Bush’s need to demonstrate that he’s still engaged
in bringing the Iraqi situation to some reasonable conclusion also has
grown more acute as the U.S. military has struggled to meet its
enlistment quotas.
His remark assuring Americans that he thinks about
Iraq “every single day” also may be a bid to show that he really does
care about the fate of the mostly lower- and working-class soldiers who
volunteered for duty often in exchange for promises of college tuitions
and high-tech training.
Those inducements have little appeal to the
children of Bush’s friends and family. First daughters Jenna and Barbara
Bush, for instance, are not likely to volunteer to drive military trucks
in Iraq in exchange for future education grants any more than their
college chums plan to sign up to fight and pass up lucrative work at
Wall Street investment firms or prestigious jobs with Republican
congressional leaders.
Lobbying Bonanza
Indeed, it’s never been a better time to be a young
Republican staffer who can trade in a few years experience in the
Executive Branch or on Capitol Hill for a starting salary of $300,000 at
Washington lobbying firms.
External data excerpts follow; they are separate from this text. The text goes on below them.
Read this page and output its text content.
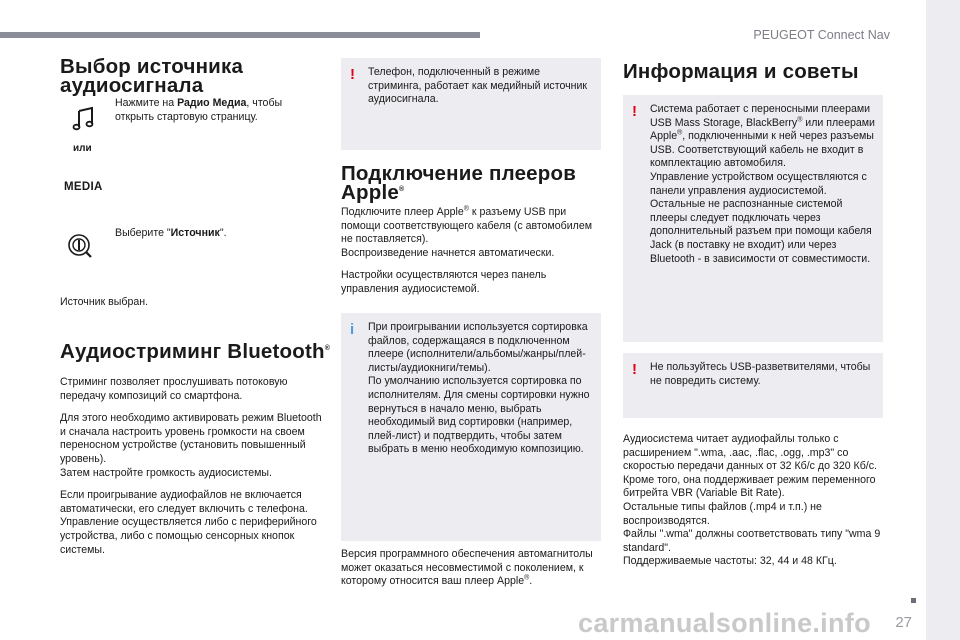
PEUGEOT Connect Nav
27
Выбор источника
аудиосигнала

Нажмите на Радио Медиа, чтобы открыть стартовую страницу.

или
MEDIA

Выберите "Источник".

Источник выбран.

Аудиостриминг Bluetooth®

Стриминг позволяет прослушивать потоковую передачу композиций со смартфона.

Для этого необходимо активировать режим Bluetooth и сначала настроить уровень громкости на своем переносном устройстве (установить повышенный уровень).

Затем настройте громкость аудиосистемы.

Если проигрывание аудиофайлов не включается автоматически, его следует включить с телефона. Управление осуществляется либо с периферийного устройства, либо с помощью сенсорных кнопок системы.

! Телефон, подключенный в режиме стриминга, работает как медийный источник аудиосигнала.

Подключение плееров
Apple®

Подключите плеер Apple® к разъему USB при помощи соответствующего кабеля (с автомобилем не поставляется).

Воспроизведение начнется автоматически.

Настройки осуществляются через панель управления аудиосистемой.

i При проигрывании используется сортировка файлов, содержащаяся в подключенном плеере (исполнители/альбомы/жанры/плей-листы/аудиокниги/темы).

По умолчанию используется сортировка по исполнителям. Для смены сортировки нужно вернуться в начало меню, выбрать необходимый вид сортировки (например, плей-лист) и подтвердить, чтобы затем выбрать в меню необходимую композицию.

Версия программного обеспечения автомагнитолы может оказаться несовместимой с поколением, к которому относится ваш плеер Apple®.

Информация и советы
! Система работает с переносными плеерами USB Mass Storage, BlackBerry® или плеерами Apple®, подключенными к ней через разъемы USB. Соответствующий кабель не входит в комплектацию автомобиля.

Управление устройством осуществляются с панели управления аудиосистемой.

Остальные не распознанные системой плееры следует подключать через дополнительный разъем при помощи кабеля Jack (в поставку не входит) или через Bluetooth - в зависимости от совместимости.

! Не пользуйтесь USB-разветвителями, чтобы не повредить систему.

Аудиосистема читает аудиофайлы только с расширением ".wma, .aac, .flac, .ogg, .mp3" со скоростью передачи данных от 32 Кб/с до 320 Кб/с.

Кроме того, она поддерживает режим переменного битрейта VBR (Variable Bit Rate).

Остальные типы файлов (.mp4 и т.п.) не воспроизводятся.

Файлы ".wma" должны соответствовать типу "wma 9 standard".

Поддерживаемые частоты: 32, 44 и 48 КГц.

carmanualsonline.info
Since 2000, the number of Washington
lobbyists has more than doubled to 34,750 and their salaries have
soared, according to a survey by the Washington Post.
“The lobbying boom has been caused by three
factors, experts say: rapid growth in government, Republican control of
both the White House and Congress, and wide acceptance among
corporations that they need to hire professional lobbyists to secure
their share of federal benefits,” the Post reported. [Washington Post,
June 22, 2005]
So, rather than sharing in the sacrifice of the
lowly U.S. soldiers dodging “improvised explosive devices” in Iraq, many
Bush supporters in Washington are discovering that the War on Terror is
becoming a gold mine with a rich vein of money that promises to last for
many years.
Nevertheless, this juxtaposition between advantaged
young Americans profiting through their connections, while
less-advantaged youngsters are dying in Iraq presents another
complication for Bush’s war strategy.
Since Bush’s own life story is an example of
privilege over performance, the class-based realities of who serves in
Iraq and who lands the cushy jobs back home could further erode public
support for the war. [For more on Bush’s history, see Robert Parry’s
Secrecy & Privilege: Rise of the Bush Dynasty from Watergate to Iraq.]
So Bush has been searching for new ways to express
his commitment to resolving the crisis in Iraq and demonstrating that he
cares about the young Americans caught in the death trap of Bush’s own
making.
The best Bush could come up with this week was his
assurance that “I think about Iraq every day, every single day.”